Therapists specialize in different areas, so make sure you find the right person for what you’re dealing with. Most mental health specialists fall into these broad categories:
- Clinical psychologist: Clinical psychologists have a doctoral degree in psychology. They diagnose mental illnesses and offer group or individual therapy.
- Clinical social worker: Clinical social workers have a master’s degree in social work. They can diagnose certain conditions, provide individual and group counseling, or serve as patient advocates.
- Licensed professional counselor: Licensed professional counselors have a master’s degree in psychology, counseling or a related field. They are trained to diagnose mental health conditions and provide individual or group counseling.
- Mental health counselor: Mental health counselors have a master’s degree and several years of experience in clinical work. They can provide individual or group counseling
- Psychiatrist: Psychiatrists are medical doctors who have been trained to treat emotional and mental illnesses. They diagnose conditions and prescribe medications. Some psychiatrists specialize in treating children and adolescents.
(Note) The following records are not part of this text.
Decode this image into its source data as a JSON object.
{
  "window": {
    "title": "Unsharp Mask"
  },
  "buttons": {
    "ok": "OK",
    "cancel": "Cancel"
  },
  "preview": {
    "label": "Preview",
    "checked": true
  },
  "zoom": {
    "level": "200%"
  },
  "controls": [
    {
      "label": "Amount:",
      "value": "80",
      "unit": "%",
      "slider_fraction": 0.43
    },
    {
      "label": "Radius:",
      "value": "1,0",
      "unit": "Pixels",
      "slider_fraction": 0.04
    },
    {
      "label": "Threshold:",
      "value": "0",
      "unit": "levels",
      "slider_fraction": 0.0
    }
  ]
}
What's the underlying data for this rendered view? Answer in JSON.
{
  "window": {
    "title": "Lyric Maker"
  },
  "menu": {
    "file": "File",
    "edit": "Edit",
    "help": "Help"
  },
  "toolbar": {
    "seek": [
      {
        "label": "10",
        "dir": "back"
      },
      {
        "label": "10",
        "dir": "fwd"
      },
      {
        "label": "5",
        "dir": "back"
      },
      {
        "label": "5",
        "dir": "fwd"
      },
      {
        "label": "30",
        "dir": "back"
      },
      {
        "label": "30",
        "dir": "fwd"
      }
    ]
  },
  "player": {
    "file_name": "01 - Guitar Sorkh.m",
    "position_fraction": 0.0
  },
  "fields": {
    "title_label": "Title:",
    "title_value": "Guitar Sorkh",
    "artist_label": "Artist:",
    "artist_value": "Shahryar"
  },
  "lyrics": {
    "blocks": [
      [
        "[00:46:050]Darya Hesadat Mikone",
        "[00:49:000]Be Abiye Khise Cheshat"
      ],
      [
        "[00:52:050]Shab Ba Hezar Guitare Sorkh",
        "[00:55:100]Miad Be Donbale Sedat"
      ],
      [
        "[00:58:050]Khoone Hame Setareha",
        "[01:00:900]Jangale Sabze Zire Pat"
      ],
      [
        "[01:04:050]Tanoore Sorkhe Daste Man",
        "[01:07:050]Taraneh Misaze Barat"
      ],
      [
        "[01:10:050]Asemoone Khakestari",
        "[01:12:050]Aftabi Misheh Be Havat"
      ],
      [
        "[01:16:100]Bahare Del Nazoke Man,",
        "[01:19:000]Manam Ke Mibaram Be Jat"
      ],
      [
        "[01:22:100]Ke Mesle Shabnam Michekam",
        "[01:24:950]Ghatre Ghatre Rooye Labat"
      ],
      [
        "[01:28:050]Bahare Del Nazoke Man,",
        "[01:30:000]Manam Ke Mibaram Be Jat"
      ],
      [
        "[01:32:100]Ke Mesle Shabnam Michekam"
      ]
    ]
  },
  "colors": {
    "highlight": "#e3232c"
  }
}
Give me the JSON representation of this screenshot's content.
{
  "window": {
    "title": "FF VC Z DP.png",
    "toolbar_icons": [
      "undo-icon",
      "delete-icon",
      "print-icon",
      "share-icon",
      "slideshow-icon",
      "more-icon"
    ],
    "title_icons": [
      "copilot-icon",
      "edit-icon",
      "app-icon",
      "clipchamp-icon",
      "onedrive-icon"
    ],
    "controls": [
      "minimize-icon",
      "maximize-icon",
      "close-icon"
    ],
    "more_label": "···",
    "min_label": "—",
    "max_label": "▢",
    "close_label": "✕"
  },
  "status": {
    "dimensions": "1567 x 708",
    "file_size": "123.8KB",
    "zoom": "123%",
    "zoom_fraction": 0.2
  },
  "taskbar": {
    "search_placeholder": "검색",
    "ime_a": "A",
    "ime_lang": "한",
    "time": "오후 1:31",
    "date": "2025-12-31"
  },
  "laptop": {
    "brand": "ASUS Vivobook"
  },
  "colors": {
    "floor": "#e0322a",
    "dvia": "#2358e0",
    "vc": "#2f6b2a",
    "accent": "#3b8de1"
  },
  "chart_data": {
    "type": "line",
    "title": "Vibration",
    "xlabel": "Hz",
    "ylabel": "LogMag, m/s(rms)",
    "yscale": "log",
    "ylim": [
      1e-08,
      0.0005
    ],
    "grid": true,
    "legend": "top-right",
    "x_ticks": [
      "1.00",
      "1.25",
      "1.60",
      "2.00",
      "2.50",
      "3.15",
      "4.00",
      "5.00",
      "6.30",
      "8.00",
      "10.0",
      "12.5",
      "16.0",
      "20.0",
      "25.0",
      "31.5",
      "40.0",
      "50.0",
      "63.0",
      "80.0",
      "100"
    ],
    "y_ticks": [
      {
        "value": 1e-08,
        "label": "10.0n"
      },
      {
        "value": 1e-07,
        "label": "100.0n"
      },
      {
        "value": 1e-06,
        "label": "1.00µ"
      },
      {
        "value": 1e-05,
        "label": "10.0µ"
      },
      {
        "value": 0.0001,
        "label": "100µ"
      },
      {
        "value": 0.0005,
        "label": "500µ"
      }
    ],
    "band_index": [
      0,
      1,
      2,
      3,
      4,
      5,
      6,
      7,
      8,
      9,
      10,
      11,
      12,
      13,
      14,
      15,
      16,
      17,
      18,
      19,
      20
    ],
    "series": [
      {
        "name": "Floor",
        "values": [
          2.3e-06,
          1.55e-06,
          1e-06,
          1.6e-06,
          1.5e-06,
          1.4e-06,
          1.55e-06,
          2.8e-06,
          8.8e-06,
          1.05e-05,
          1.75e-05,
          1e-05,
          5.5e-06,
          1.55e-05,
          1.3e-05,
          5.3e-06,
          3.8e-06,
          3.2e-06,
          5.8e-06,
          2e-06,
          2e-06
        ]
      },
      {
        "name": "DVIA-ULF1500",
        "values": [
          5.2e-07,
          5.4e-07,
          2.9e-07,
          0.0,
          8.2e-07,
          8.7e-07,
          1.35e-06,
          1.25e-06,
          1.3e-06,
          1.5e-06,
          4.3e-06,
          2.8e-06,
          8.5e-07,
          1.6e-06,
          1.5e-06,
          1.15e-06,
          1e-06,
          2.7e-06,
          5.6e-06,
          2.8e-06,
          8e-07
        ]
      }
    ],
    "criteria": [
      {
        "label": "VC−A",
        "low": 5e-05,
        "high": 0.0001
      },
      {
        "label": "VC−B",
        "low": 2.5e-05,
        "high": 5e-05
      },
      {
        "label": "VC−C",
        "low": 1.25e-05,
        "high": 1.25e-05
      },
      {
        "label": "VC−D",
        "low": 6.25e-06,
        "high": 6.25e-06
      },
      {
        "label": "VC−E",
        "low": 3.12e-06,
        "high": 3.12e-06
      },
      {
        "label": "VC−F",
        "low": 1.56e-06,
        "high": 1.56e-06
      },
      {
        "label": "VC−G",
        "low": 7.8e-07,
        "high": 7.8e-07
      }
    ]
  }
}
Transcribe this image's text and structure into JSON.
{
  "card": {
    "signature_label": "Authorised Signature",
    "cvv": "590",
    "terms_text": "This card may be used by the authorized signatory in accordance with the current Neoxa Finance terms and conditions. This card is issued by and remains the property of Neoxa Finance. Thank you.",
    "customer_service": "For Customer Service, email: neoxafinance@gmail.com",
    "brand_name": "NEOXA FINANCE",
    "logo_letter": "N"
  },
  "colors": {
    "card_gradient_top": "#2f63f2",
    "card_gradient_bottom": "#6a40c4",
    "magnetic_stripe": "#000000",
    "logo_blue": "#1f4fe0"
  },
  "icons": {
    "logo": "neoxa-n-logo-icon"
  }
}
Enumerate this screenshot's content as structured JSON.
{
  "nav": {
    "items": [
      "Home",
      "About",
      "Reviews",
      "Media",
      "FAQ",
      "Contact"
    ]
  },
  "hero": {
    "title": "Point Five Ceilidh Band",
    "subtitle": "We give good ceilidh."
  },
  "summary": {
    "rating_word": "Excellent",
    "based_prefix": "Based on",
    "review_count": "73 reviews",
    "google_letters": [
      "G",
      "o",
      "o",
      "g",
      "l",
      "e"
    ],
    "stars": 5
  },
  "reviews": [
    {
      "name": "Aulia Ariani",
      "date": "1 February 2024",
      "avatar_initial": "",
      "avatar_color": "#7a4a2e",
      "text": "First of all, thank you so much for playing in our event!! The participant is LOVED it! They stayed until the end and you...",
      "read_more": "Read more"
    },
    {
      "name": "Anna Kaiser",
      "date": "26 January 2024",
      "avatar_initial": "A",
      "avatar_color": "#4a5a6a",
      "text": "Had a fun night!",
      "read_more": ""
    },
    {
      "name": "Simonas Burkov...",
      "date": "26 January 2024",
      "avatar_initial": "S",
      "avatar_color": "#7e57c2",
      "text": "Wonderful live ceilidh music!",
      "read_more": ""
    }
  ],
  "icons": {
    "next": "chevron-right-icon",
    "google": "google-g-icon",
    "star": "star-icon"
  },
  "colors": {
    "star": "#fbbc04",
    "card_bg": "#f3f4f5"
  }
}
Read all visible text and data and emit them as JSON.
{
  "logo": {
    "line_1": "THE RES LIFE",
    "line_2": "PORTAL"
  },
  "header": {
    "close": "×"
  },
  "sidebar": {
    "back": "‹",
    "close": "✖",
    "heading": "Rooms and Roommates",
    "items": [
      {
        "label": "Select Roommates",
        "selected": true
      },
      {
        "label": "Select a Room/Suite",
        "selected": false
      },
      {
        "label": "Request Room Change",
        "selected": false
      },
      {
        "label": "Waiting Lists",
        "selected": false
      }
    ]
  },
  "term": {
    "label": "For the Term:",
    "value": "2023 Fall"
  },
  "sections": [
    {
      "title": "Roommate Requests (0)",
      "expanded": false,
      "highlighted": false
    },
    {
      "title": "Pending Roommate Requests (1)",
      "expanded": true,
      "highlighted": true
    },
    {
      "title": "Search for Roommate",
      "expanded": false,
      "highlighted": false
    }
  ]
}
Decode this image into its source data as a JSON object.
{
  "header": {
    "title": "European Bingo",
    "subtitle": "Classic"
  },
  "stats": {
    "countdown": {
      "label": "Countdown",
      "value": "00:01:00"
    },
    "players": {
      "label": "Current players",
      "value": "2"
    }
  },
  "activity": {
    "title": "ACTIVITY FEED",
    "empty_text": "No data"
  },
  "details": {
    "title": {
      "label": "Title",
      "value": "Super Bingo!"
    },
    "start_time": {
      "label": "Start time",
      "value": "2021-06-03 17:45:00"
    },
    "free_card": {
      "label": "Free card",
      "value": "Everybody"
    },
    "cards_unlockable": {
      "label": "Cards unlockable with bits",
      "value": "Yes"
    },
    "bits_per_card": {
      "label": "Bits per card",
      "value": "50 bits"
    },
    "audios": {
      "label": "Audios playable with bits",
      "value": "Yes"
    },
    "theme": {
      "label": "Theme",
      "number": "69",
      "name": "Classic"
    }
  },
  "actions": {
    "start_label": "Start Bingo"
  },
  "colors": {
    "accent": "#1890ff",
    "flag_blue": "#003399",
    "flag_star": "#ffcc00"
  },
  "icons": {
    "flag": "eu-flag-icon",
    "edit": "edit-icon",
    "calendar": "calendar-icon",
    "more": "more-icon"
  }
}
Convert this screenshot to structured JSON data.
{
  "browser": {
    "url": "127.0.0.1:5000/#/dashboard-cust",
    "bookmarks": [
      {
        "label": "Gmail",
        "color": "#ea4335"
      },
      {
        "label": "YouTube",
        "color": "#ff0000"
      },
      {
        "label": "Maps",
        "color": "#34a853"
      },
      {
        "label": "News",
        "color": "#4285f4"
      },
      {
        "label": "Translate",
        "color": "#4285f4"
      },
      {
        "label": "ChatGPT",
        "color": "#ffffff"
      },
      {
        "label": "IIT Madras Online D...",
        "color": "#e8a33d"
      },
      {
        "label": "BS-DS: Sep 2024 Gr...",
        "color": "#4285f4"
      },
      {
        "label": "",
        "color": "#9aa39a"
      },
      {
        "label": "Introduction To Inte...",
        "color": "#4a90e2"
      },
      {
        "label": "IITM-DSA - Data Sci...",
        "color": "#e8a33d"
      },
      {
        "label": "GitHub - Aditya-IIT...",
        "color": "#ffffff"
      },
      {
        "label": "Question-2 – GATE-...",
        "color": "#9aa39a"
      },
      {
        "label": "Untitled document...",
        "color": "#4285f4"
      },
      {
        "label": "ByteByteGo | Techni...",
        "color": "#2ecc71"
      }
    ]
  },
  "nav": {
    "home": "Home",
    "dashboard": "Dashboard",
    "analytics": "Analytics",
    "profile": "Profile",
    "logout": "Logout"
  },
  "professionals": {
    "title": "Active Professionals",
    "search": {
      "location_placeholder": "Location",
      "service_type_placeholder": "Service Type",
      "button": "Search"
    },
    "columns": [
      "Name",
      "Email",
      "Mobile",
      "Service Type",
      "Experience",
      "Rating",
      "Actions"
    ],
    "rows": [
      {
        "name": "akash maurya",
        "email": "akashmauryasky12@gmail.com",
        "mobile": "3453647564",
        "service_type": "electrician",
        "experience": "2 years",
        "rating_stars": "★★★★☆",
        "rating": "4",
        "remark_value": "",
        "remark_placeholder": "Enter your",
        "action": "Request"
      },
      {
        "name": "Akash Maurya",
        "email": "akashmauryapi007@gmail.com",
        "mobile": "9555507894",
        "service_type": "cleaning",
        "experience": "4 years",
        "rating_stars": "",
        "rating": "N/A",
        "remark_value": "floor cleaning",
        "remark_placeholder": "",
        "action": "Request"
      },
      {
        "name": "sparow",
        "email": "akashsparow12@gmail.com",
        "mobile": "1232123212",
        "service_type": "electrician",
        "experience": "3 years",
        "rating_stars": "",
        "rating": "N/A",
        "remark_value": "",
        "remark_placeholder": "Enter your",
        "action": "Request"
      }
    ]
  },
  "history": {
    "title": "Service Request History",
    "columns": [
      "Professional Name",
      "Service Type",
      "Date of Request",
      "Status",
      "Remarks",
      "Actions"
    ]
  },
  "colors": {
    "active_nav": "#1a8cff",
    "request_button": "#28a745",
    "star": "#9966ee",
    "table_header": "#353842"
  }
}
- Psychiatric or mental health practitioner: Psychiatric or mental health nurse practitioners have a graduate degree in nursing and specialized training in diagnosing and treating mental and emotional illnesses.
Other kinds of mental health professions include specialized fields like pastoral counseling, marriage and family therapy, and substance use disorders. Within the above categories, mental health professionals may also choose to focus their practice on specific areas, such as pediatric counseling or mood disorders.
If you meet with a counselor and don’t click, find a new person. You’ll want to feel comfortable with someone who’s helping you address mental health problems. Major medical plans now must cover mental health services as an essential benefit, so check with your plan to see who’s in your network. Ask close friends or family for advice, too, so you have a starting point.
And if you’re not quite comfortable with the idea of meeting someone face to face, consider telehealth. Online counseling is a relatively new option for affordable, convenient care. Confidential group and individual sessions are available with trained therapists by video conference, text or phone, often for a reasonable monthly fee. The American Psychological Association has a comprehensive guide to finding an online therapist.
The Psychology Today website also has a searchable register of mental health professionals around the country. The Substance Abuse and Mental Health Services Administration (SAMSHA) provides resources with information and access to helplines and treatment centers nationwide. Bottom line? Help is readily available if you need it, so make clearing away mental clutter a priority for the new year.